Why should it have been open unless the true murderer had gained
entrance by it, and had fled through it when his deed was accomplished?
I do not believe that my mother is guilty, in spite of her silence. She
has some reason for holding her tongue.”

“I can’t think what the reason can be,” replied Mr. Cass, wearily,
leaning his head on his hands. “For love of you she would have chosen
to remain free; yet when a word–according to you–might have saved
her, she held her tongue and risked the gallows.”

For the first time Neil Webster shuddered. “How was it she escaped
that?” he asked, in a low voice.

“The case was so extraordinary that a petition to the Home Secretary
was got up, and he commuted the sentence to one of imprisonment for
life. Yet I must tell you the general opinion was that she was guilty.
She was pitied for all that when the story of her husband’s brutality
came out in the evidence.”

“And my father?” said Neil, impatiently raising his head. “Tell me
more.”

Mr. Cass hesitated a moment.

“Jenner deserved his fate. He treated his wife abominably; she had been
left to starve. After having been put to many shifts—-”

Webster raised his hand with a cry of pain. “I remember; don’t!” he
said. “My poor mother! I can recall in some degree–that is, so far as
a child could have understood–our terrible life in London. Then we
came down here.”

“Yes, I did what I could for your mother, for I had always respected
her very much. But she was a difficult person to manage; and she
refused my help on the ground that it was charity.”

“So it was,” Neil said between his teeth. “And I have lived on your
charity ever since!”

“My dear lad”–Mr. Cass laid his hand on the young man’s arm–“don’t
be so thin-skinned. Whatever I have done, you have more than repaid me
by your success. And if you feel that you cannot bring yourself to
accept the money I have spent upon your education, why, then, pay me a
sum to be agreed upon between us. Surely that will set your mind at
rest.”

Neil shook his head. “The obligation remains the same,” he said,
gloomily. “I shall ever remain grateful to you, and I will repay the
money. I know that whosoever else may be a scoundrel–and the world is
full of them–you, at least, are a good man.”

Mr. Cass winced as Neil held out his hand. But the feeling passed away
in a moment, and he did not refuse the proffer of friendship.

“The best of us are bad,” he said, with a sigh, “but I do my best to
behave as a man should. However,” he added, glancing at the clock,
“it is growing late. Will you hear the rest of this story to-morrow
morning?”

“No,” and Neil settled himself resolutely in his chair. “Now that I
have heard so much I want to know all. My mother lived in the Turnpike
House, did she not?”

“Yes; it was a tumble-down old place, and belonged to Heron’s father.”

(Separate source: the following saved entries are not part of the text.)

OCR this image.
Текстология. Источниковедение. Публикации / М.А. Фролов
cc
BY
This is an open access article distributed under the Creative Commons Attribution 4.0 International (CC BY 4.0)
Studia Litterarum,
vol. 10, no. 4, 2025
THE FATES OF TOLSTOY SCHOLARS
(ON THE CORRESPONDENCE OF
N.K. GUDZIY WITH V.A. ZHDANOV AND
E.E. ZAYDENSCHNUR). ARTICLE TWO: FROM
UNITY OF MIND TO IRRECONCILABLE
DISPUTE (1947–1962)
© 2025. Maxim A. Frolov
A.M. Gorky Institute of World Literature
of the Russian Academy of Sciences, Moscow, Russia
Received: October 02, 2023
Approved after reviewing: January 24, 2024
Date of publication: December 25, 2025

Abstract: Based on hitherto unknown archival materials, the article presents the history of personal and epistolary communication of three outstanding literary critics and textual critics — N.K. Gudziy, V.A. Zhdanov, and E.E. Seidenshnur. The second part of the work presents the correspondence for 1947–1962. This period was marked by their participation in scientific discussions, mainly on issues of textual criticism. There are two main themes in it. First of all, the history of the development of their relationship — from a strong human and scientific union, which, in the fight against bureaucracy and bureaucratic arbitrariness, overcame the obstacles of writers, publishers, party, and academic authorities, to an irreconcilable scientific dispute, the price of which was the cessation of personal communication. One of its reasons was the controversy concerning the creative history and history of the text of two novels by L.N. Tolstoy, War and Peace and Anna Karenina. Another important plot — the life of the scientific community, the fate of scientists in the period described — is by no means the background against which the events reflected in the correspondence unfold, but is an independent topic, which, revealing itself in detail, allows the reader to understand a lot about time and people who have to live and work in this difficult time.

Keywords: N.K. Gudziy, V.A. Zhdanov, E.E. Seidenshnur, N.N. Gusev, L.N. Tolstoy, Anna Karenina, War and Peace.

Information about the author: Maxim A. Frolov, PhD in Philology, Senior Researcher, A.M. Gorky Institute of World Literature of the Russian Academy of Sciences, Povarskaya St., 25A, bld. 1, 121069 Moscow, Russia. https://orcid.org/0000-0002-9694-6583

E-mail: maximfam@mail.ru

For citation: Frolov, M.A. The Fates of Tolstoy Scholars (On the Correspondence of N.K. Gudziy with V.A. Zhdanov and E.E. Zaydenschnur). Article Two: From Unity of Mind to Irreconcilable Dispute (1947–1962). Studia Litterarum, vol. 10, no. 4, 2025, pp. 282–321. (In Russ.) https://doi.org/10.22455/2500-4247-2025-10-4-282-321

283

“To Heron’s father?” Neil made a wry face, for he did not like the
idea.

“She paid no rent for it,” continued Mr. Cass, taking no notice of the
interruption. “Heron refused to accept any. Then she did sewing for
several people in the village. My sister, Mrs. Marshall, who was then
unmarried, gave her work, and sometimes food–when she would accept it,
which was not often. In this way, then, she lived, and found all her
joy in you!”

“I have a faint memory of that terrible life,” said Neil, musingly. “My
poor mother, with her bright hair and blue eyes, always so kind and
tender to me. Then that night–ah! how it all comes back to me! The
dream–the dream!” and in his agitation he rose to his feet. “It was a
shadow of the past–that dream. I was playing with a toy horse by the
fire; my mother was sewing. Then he came–my father. I remember running
at him with a knife, and afterwards–nothing.”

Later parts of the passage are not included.